Alaska, which might have the worst problem with alcoholism in the nation, shouldn't cut state funds for treatment programs, Juneau residents told the Senate Finance Committee on Thursday.
The committee completed more than 10 hours of public testimony on the state budget for the fiscal year that begins July 1.
The state's general fund is being held constant at nearly $2.3 billion, in light of the state's ongoing fiscal gap. But with formula-driven programs increasing, the Republican majority is cutting nearly $100 million in other funding.
"I know it's a hard job that you all have to balance a budget and to prepare a budget for Alaska," said Marc Wheeler, a member of the Juneau Assembly. "But I think we've elected you to have a vision for our state, and I would just hope that your vision would include a vision for our children and our families in Alaska, that each child in Alaska has the ability to grow into a healthy adult free of alcohol and drug abuse."
The tentative budget, which still must be reconciled with a different version passed by the House, includes a $4.4 million reduction in treatment grants. That means longer waiting lists and a caseload reduction of 1,300 people, according to an impact statement by Janet Clarke, administrative services director for the Department of Health and Social Services.
Stephen Sundby, administrator for Juneau Recovery Hospital, said the proposed cuts would close his 16-bed substance-abuse treatment facility.
"We just could not sustain any more cuts in funding," he said.
There are other pressing areas of concern, according to local residents.
Several University of Alaska Southeast students called for "full funding" of the board of regents' request for a $16.9 million increase in the system. Now, the budget includes no year-to-year growth, with the result that $9.5 million in cuts would be needed to offset increases in labor contracts and "non-discretionary fixed costs."
"As a citizen, student and voter in Alaska, I understand that it's critical to fully fund the University of Alaska system this fiscal year," said Mark Graves. "Full funding means that Alaskans will not lose their jobs.
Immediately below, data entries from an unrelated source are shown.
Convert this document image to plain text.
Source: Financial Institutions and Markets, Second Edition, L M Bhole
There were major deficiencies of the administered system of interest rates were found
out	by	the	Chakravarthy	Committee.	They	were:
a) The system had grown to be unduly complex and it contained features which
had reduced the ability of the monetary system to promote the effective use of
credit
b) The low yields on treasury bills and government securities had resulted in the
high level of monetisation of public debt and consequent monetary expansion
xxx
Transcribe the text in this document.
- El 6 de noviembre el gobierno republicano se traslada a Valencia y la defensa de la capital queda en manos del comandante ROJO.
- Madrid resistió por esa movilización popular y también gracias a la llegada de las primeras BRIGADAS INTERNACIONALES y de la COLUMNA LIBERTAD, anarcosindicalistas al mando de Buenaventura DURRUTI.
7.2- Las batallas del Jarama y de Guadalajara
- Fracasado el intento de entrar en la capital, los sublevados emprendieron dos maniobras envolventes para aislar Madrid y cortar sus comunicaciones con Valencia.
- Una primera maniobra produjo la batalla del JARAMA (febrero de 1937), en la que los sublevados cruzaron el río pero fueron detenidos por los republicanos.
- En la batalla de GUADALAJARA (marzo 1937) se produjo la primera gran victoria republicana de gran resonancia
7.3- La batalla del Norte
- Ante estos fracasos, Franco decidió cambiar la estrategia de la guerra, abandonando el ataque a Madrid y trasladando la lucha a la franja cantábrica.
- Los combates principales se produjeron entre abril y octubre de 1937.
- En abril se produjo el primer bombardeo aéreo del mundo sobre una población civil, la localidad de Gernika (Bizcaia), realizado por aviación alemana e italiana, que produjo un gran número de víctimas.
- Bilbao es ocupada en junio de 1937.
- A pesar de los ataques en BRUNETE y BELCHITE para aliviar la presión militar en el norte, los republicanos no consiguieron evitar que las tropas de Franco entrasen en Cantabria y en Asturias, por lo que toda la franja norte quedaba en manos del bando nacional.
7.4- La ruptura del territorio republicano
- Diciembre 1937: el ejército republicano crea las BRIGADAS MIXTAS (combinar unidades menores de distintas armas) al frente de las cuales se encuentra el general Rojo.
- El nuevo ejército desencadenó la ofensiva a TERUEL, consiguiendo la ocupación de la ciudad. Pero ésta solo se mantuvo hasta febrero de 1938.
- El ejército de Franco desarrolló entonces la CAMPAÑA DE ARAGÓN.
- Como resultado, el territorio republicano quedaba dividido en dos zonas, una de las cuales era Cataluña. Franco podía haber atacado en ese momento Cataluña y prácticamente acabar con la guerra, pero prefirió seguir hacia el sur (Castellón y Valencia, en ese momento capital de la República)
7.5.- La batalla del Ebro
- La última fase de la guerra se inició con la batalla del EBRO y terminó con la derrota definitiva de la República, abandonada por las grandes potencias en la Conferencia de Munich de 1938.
Full funding means that Alaskans will stay in the state to pursue their higher educational goals, making them more likely to stay in the state when they start their careers."
For the most part, senators didn't respond to the numerous pleas for more money.
The lopsided testimony is in response to the Legislature's five-year budget-cutting mission from 1996-2000 and the failure to follow that up with new revenue, said Juneau Democratic Sen. Kim Elton.
"I think Alaskans are thinking about their future in a much more holistic way," Elton said this morning. "The rules of the process are getting in the way of solutions to real problems. The rules are that we're going to cap spending. ...
"The way the cuts were allocated had nothing to do with the much vaunted 'missions and measures,' " he said, referring to the Legislature's method of identifying goals and performance measurements for state services. "The only decisions we're making as we turn the ship of state into a skiff is who's going to get to ride."
State agencies began weighing in this morning.
Deputy Revenue Commissioner Larry Persily warned senators that a cut of more than $334,000, along with the failure of the Legislature to fund the third year of labor contracts, would mean a reduction in efforts to collect money for the state.
Corrections Commissioner Margaret Pugh said the proposed budget for her department is "unreason-able and illogical."
Due to recent legislation lengthening criminal sentences, Alaska's prison population increased 4 percent in the past year, or four times the national average, Pugh said. While the Senate Finance Committee proposes to cut the department below the current appropriation, there are 23 bills pending to increase sentences even more, she said.
Democratic Gov. Tony Knowles has proposed $400 million in new revenue, including an income tax, cruise ship head tax and an increase in the alcohol excise tax. The House remained deadlocked this week on what a new revenue package might look like, and only an alcohol tax has been considered in the Senate.
"The two of us have been trying to get small measures to the floor and haven't given up at all yet," Senate President Rick Halford said during a media availability with Finance Co-Chairman Dave Donley earlier this week. "But the House has taken huge bites and not been able to come to agreement on any of them."